Britain Can Make It was an exhibition of industrial and product design held at the Victoria and Albert Museum in London in 1946. It was organised by the Council of Industrial Design, later to become the Design Council.

==Background==
Even before the end of World War II, it was recognised that post-war reconstruction of manufacturing and international trade of exported goods would require the widespread acceptance of industrial design as part of future British manufacturing. Accordingly, the Council of Industrial Design was founded in 1944 by the Board of Trade, as one of the first quangos.

==The exhibition==
In September 1945, only a month after the end of the war, the Council announced a national exhibition of design "in all the main range of consumer goods" to be held the following year. This was the 1946 Britain Can Make It exhibition, organized largely at the instigation of the Council's director, S.C. Leslie. The design of the exhibition itself was co-ordinated by Chief Display Designer, James Gardner. The exhibition was held from September to November at the Victoria and Albert Museum, London. Part of the reason for choosing this venue was that many of the museum's main exhibits were still in their wartime evacuation storage, outside London. The venue was undamaged by bombing, empty and available, and itself in need of an attraction to restore its pre-war visitors.

The event attracted one and a half million visitors and was officially opened by King George VI.

== "What Industrial Design Means" ==

Here is the Man

    He solves all these questions

He decides what the eggcup shall look like

    He is the Industrial Designer

He works with the Engineers, the

    Factory Management – and is

    influenced by what you want

A major theme of the exhibition was didactic, in particular the display "What Industrial Design Means" which had been the first major commission for Misha Black and the Design Research Unit.
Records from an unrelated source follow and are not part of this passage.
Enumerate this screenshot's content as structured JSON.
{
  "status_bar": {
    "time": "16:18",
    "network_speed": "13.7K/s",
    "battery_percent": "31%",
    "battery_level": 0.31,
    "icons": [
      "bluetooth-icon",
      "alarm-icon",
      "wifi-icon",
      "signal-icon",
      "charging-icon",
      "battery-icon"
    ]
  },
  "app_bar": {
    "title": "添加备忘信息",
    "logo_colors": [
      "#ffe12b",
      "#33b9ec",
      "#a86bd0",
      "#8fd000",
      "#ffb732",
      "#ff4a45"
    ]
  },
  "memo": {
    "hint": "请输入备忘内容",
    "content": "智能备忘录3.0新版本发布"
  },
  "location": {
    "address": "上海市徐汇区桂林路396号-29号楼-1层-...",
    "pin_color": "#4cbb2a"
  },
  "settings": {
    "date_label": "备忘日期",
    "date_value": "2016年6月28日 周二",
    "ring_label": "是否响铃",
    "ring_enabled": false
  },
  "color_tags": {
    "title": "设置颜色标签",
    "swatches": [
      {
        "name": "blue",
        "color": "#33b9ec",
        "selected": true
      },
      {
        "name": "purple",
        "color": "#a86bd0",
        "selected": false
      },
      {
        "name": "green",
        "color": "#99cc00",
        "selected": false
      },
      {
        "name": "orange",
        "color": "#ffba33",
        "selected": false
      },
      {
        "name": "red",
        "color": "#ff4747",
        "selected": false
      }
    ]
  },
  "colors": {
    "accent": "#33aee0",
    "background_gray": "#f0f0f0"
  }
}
Through Black's display, "The Birth of an Egg Cup" the role of the designer was presented as the crucial interchange between all the various aspects of design and production. Rather than merely show-casing goods on offer, the exhibition, and this display in particular, were a propagandist attempt to highlight the need to update British approaches to product design if manufacturing was to be successful in post-war competition. The audience was two-fold: the general public who were as yet unused to the notion of design as a distinct process, and also the existing manufacturers who clung to pre-war, if not Victorian, notions of how to run manufacturing industry.
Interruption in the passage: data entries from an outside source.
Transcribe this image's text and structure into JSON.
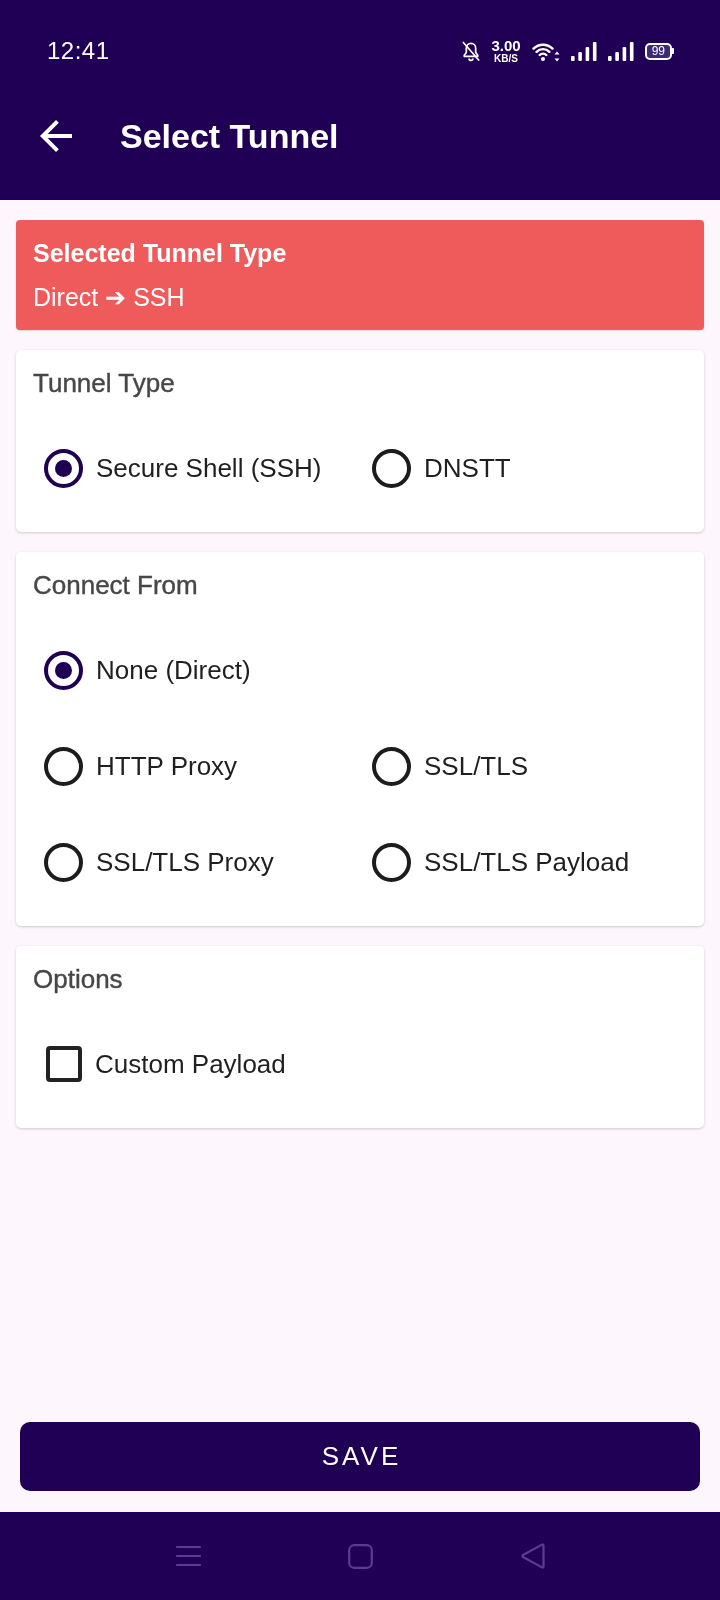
{
  "status_bar": {
    "time": "12:41",
    "net_speed": "3.00",
    "net_speed_unit": "KB/S",
    "battery": "99"
  },
  "app_bar": {
    "title": "Select Tunnel"
  },
  "summary": {
    "title": "Selected Tunnel Type",
    "value": "Direct ➔ SSH"
  },
  "sections": [
    {
      "title": "Tunnel Type",
      "kind": "radio",
      "rows": [
        {
          "options": [
            {
              "label": "Secure Shell (SSH)",
              "selected": true
            },
            {
              "label": "DNSTT",
              "selected": false
            }
          ]
        }
      ]
    },
    {
      "title": "Connect From",
      "kind": "radio",
      "rows": [
        {
          "options": [
            {
              "label": "None (Direct)",
              "selected": true
            }
          ]
        },
        {
          "options": [
            {
              "label": "HTTP Proxy",
              "selected": false
            },
            {
              "label": "SSL/TLS",
              "selected": false
            }
          ]
        },
        {
          "options": [
            {
              "label": "SSL/TLS Proxy",
              "selected": false
            },
            {
              "label": "SSL/TLS Payload",
              "selected": false
            }
          ]
        }
      ]
    },
    {
      "title": "Options",
      "kind": "checkbox",
      "rows": [
        {
          "options": [
            {
              "label": "Custom Payload",
              "checked": false
            }
          ]
        }
      ]
    }
  ],
  "save_button": {
    "label": "SAVE"
  }
}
Black's design for the display was deliberately eye-catching, from a 13 feet high plaster egg at its entrance, to the continually-operating plastics moulding press making three thousand egg cups per day during the exhibition. This use of a working model in particular was commented on in surveys of exhibition visitors carried out by Mass Observation.
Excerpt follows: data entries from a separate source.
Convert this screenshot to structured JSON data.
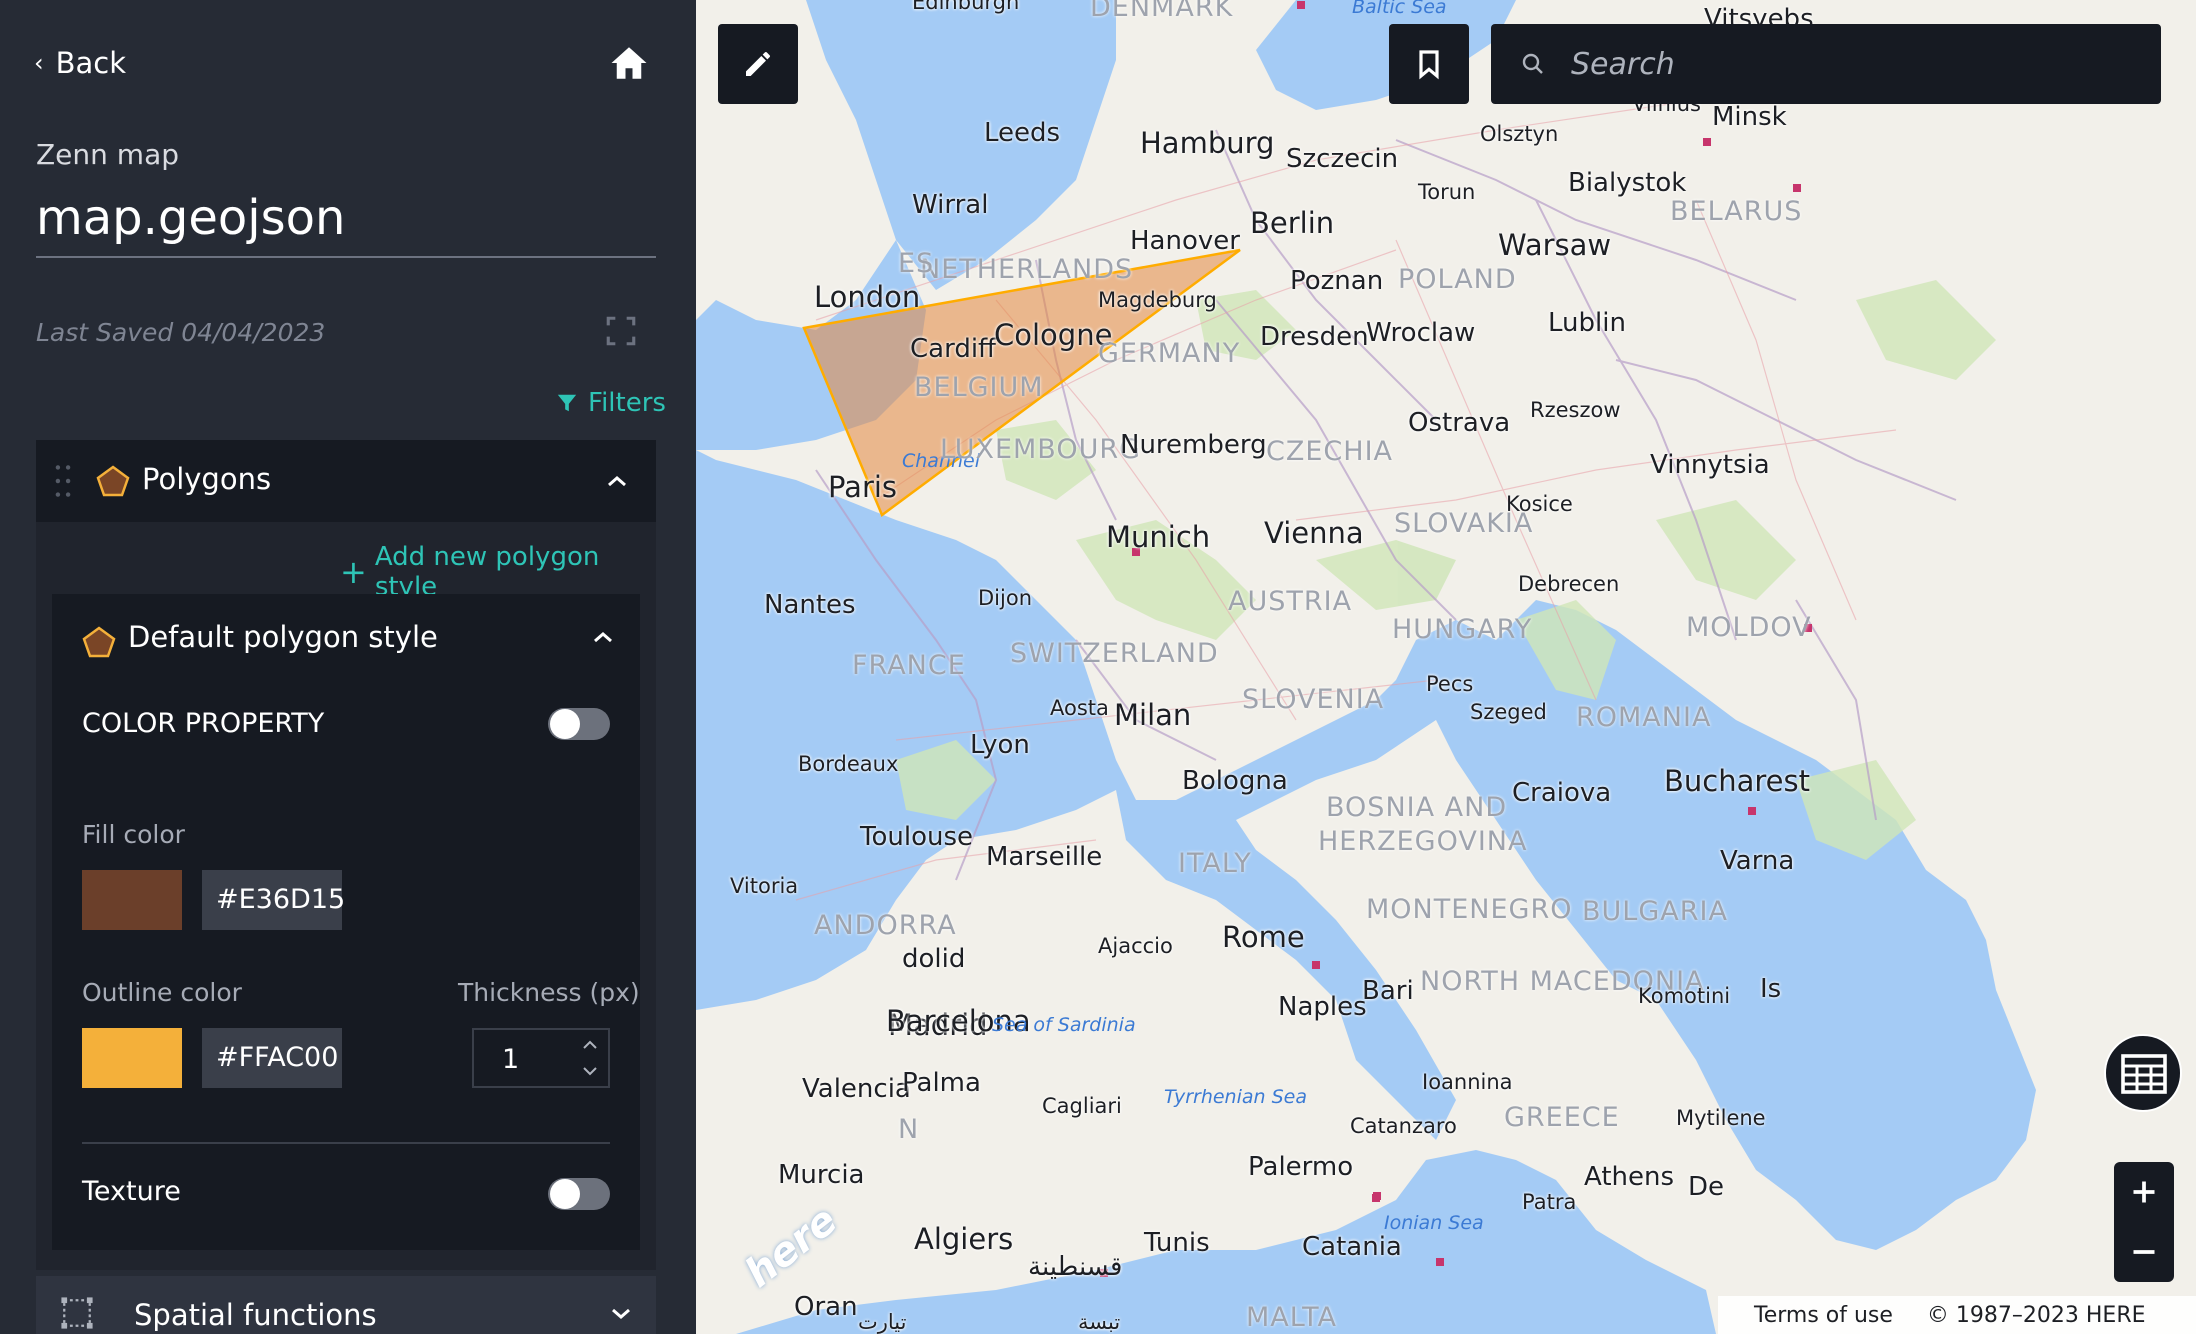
{
  "sidebar": {
    "back_label": "Back",
    "subtitle": "Zenn map",
    "filename": "map.geojson",
    "last_saved": "Last Saved 04/04/2023",
    "filters_label": "Filters",
    "polygons_label": "Polygons",
    "add_style_label": "Add new polygon style",
    "style": {
      "title": "Default polygon style",
      "color_property_label": "COLOR PROPERTY",
      "color_property_on": false,
      "fill_color_label": "Fill color",
      "fill_color_hex": "#E36D15",
      "fill_swatch_color": "#6b3f2a",
      "outline_color_label": "Outline color",
      "outline_color_hex": "#FFAC00",
      "outline_swatch_color": "#f4b03a",
      "thickness_label": "Thickness (px)",
      "thickness_value": "1",
      "texture_label": "Texture",
      "texture_on": false
    },
    "spatial_label": "Spatial functions"
  },
  "map": {
    "search_placeholder": "Search",
    "attribution_terms": "Terms of use",
    "attribution_copyright": "© 1987–2023 HERE",
    "logo_text": "here",
    "polygon_fill": "#e3893f",
    "polygon_outline": "#ffac00",
    "labels": {
      "edinburgh": "Edinburgh",
      "denmark": "DENMARK",
      "baltic": "Baltic Sea",
      "vitsyebsk": "Vitsyebs",
      "vilnius": "Vilnius",
      "minsk": "Minsk",
      "leeds": "Leeds",
      "hamburg": "Hamburg",
      "szczecin": "Szczecin",
      "olsztyn": "Olsztyn",
      "bialystok": "Bialystok",
      "belarus": "BELARUS",
      "wirral": "Wirral",
      "torun": "Torun",
      "hanover": "Hanover",
      "berlin": "Berlin",
      "warsaw": "Warsaw",
      "netherlands": "NETHERLANDS",
      "es": "ES",
      "london": "London",
      "magdeburg": "Magdeburg",
      "poznan": "Poznan",
      "poland": "POLAND",
      "cardiff": "Cardiff",
      "cologne": "Cologne",
      "germany": "GERMANY",
      "dresden": "Dresden",
      "wroclaw": "Wroclaw",
      "lublin": "Lublin",
      "belgium": "BELGIUM",
      "ostrava": "Ostrava",
      "rzeszow": "Rzeszow",
      "channel": "Channel",
      "luxembourg": "LUXEMBOURG",
      "nuremberg": "Nuremberg",
      "czechia": "CZECHIA",
      "paris": "Paris",
      "vinnytsia": "Vinnytsia",
      "kosice": "Kosice",
      "munich": "Munich",
      "vienna": "Vienna",
      "slovakia": "SLOVAKIA",
      "debrecen": "Debrecen",
      "nantes": "Nantes",
      "dijon": "Dijon",
      "austria": "AUSTRIA",
      "hungary": "HUNGARY",
      "moldova": "MOLDOV",
      "france": "FRANCE",
      "switzerland": "SWITZERLAND",
      "pecs": "Pecs",
      "aosta": "Aosta",
      "milan": "Milan",
      "slovenia": "SLOVENIA",
      "szeged": "Szeged",
      "romania": "ROMANIA",
      "bordeaux": "Bordeaux",
      "lyon": "Lyon",
      "bologna": "Bologna",
      "bucharest": "Bucharest",
      "craiova": "Craiova",
      "bosnia1": "BOSNIA AND",
      "bosnia2": "HERZEGOVINA",
      "toulouse": "Toulouse",
      "marseille": "Marseille",
      "varna": "Varna",
      "vitoria": "Vitoria",
      "italy": "ITALY",
      "andorra": "ANDORRA",
      "montenegro": "MONTENEGRO",
      "bulgaria": "BULGARIA",
      "ajaccio": "Ajaccio",
      "rome": "Rome",
      "dolid": "dolid",
      "macedonia": "NORTH MACEDONIA",
      "komotini": "Komotini",
      "bari": "Bari",
      "naples": "Naples",
      "madrid": "Madrid",
      "barcelona": "Barcelona",
      "sardinia": "Sea of Sardinia",
      "ioannina": "Ioannina",
      "valencia": "Valencia",
      "palma": "Palma",
      "cagliari": "Cagliari",
      "tyrrhenian": "Tyrrhenian Sea",
      "greece": "GREECE",
      "mytilene": "Mytilene",
      "catanzaro": "Catanzaro",
      "murcia": "Murcia",
      "palermo": "Palermo",
      "athens": "Athens",
      "patra": "Patra",
      "de": "De",
      "ionian": "Ionian Sea",
      "algiers": "Algiers",
      "tunis": "Tunis",
      "catania": "Catania",
      "constantine": "قسنطينة",
      "oran": "Oran",
      "tiaret": "تيارت",
      "tebessa": "تبسة",
      "malta": "MALTA",
      "n": "N",
      "is": "Is"
    }
  }
}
Another Design Research Unit exhibit was their design and scale model for a railway coach, a double-decked third class sleeper. This represented two innovations for Britain, indicative of this egalitarian age: the first sleeper for third class rather than first, and also the technical development of fitting two levels into the restricted British loading gauge by the use of a well car.

== Reactions to the exhibition ==
A popular reaction in the press was to term it, "Britain Can't Have It" as the country was still in the grip of wartime austerity measures and the goods on display were intended for export. Reactions of those attending the exhibition were varied between the general public, the design intelligentsia and the manufacturers. Critics', such as John Gloag's, reactions were highly positive, congratulating the exhibition organisers both on the intellectual quality of their exhibition and also for the achievement of producing it during such a time of austerity. The public's reaction was less sophisticated, but still positive. Their view was generally that of simply wanting products in the shops that they could actually buy. The only real criticisms came from established manufacturers who largely failed to appreciate the exhibition's attempt to emphasise design and who still judged it as a simple shop-window display, of their same pre-war products.